The 12th annual PokerStars World Championship of Online Poker kicked off this past weekend. Usually if someone calls something the biggest or most prestigious of its type, it’s just hype. I covered my first WCOOP for the PokerStars Blog in 2008, and having watched it grow over the years I think it’s fair to say that this series more than lives up to its billing.
Back before PokerStars had multiple tournament series running throughout the year there was WCOOP, online poker’s answer to the World Series of Poker. Across its first 11 years and 356 tournaments, WCOOP awarded more than $322 million in prize money to more than 87,000 players, and more than $54.9 million just to its winners. The schedule – 66 events this year – is more than the Vegas series and only nine less if you factor in WSOP Europe and the new WSOP APAC. Despite having buy-ins just a fraction the size of those for major live tournaments, some of WCOOP’s tournaments award top prizes that rival those earned by WSOP bracelet winners. And the quality of the average WCOOP winner is of as consistently high quality as those who win bracelets in Vegas; in fact, the two groups share quite a few players in common.
Being the flagship tournament series of the world’s largest poker room, the one place where WCOOP actually outstrips the rest of poker is in its guaranteed prize pools. It has grown from a series of eight tournaments awarding an average of just under $100,000 each to a 66-event poker bonanza where all but four tournaments guarantee at least that large a prize pool before a single player has entered. Thirteen events this year have guarantees of at least $1,000,000, the largest being the WCOOP Main Event. PokerStars is guaranteeing $8,000,000 in that one, a larger sum than every live tournament in poker history save the $10,000,000 at the recent Seminole Hard Rock Poker Open main event. Even that was a sum that the WCOOP Main Event had met every year 2008 to 2010.
The WCOOP schedule has mirrored a number of poker industry trends over its 12-year existence:
– No-limit hold’em wasn’t a particularly common game when WCOOP began in 2002, mostly being confined to high-stakes cash games, the WSOP Main Event, and a handful of live tournament festivals. But its fixed-limit cousin was the lifeblood of casino poker. Fittingly, the very first WCOOP event on July 20th of that year was a limit hold’em tournament; it drew 565 players, making it the largest of the eight tournaments on the ’02 schedule.

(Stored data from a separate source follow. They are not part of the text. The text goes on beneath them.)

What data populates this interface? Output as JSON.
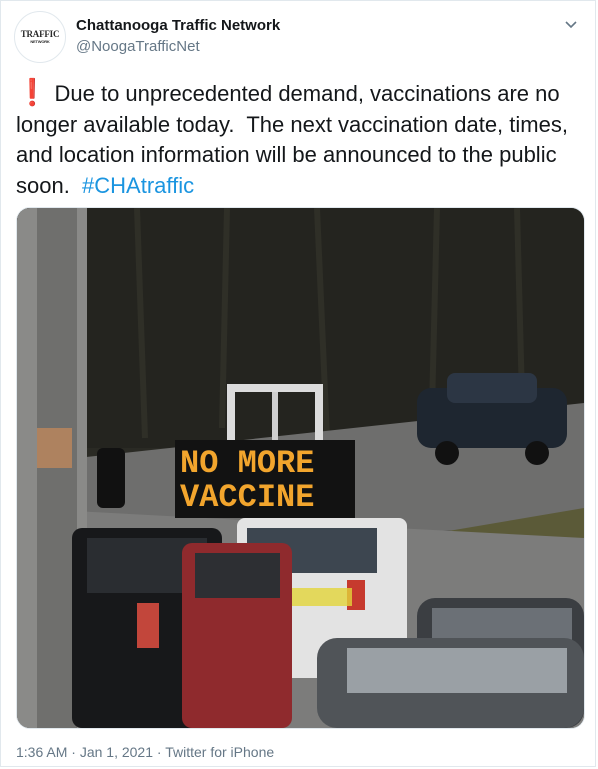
{
  "account": {
    "display_name": "Chattanooga Traffic Network",
    "handle": "@NoogaTrafficNet",
    "avatar_logo_text": "TRAFFIC",
    "avatar_logo_sub": "NETWORK"
  },
  "tweet": {
    "emoji": "❗",
    "body": " Due to unprecedented demand, vaccinations are no longer available today.  The next vaccination date, times, and location information will be announced to the public soon.  ",
    "hashtag": "#CHAtraffic"
  },
  "media": {
    "sign_line1": "NO MORE",
    "sign_line2": "VACCINE",
    "colors": {
      "trees": "#262620",
      "road": "#6d6d6c",
      "grass": "#5d5b3a",
      "sign_text": "#f2a52d"
    }
  },
  "meta": {
    "time": "1:36 AM",
    "date": "Jan 1, 2021",
    "source": "Twitter for iPhone"
  },
  "icons": {
    "caret": "chevron-down-icon"
  }
}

– The series has grown consistently. At first it added a few events each year, regularly upped the guarantees – and along with them the field sizes. The first 1,000-player field came in 2004 and every consecutive year set new highs. By 2008, with regional poker tours spreading the game’s popularity to previously untapped markets, the schedule began to resemble today’s WCOOP with 32 preliminary events. And by online poker’s pre-Black Friday peak in 2010 there were 62 events on the WCOOP schedule, with several drawing upwards of 10,000 entries.
– Variety has always been a hallmark of WCOOP. Even in the years when the WSOP move to a format that almost exclusively featured no-limit hold’em, WCOOP tournaments have spread tournaments appealing to smaller but still significant niches in the poker community. These days, from the game selection (draw, hold’em, stud, Omaha, mixed games, and nearly everything in between), to the tournament formats (freezeouts, rebuy tourneys, heads-up and short-handed tourneys, turbo tourneys, and shootouts), to the range of buy-ins (from $109 to $10,300), there’s really something for everyone.
– The series was at the forefront of the trend toward more High Roller tournaments. After the WSOP started running a $50,000 HORSE tournament, WCOOP created its online equivalent in 2007 with a $5,000 buy-in. In 2008 it ran its first $10,300 no-limit tournament, and in 2009 the series introduced a $25,000 heads-up event. For the first time this year’s WCOOP features three events with $10,000 buy-ins: one heads-up, one eight-game mix, and one no-limit hold’em with an option for a single rebuy.
– The general skill level of poker players has risen worldwide over the last decade, and WCOOP is no exception. Perhaps its most telling trait has been just how difficult it is to win multiple events. Only 17 players have made return trips to the well, together accounting for just 7.8 percent of all WCOOP bracelets. WSOP bracelet holder Daniel “djk123” Kelly stands alone as the all-time leader with four WCOOP bracelets. Just two players, Norwegian online pro Anders “Donald” Berg and American pro Ryan “g0lfa” D’Angelo, have captured three bracelets. A collection of 14 others, including well-known names like Bertrand “ElkY” Grospellier, Jason Mercier, and Shaun Deeb, round out the list of repeat winners with two each.
This year’s WCOOP has already seen the continuation of a number of those trends, including its first $2,000,000 prize pool (in Event #3); two tournaments with more than 10,000 entrants each; its first repeat bracelet winner (David “CrabMaki” Shallow); and its first champion who is also a past WSOP bracelet winner (Toby “810ofclubs” Lewis). The series runs every day through September 30th, when the Main Event will conclude. The winner of that tournament is guaranteed at least $1.25 million, but history suggests the prize should end up being worth significantly more than that.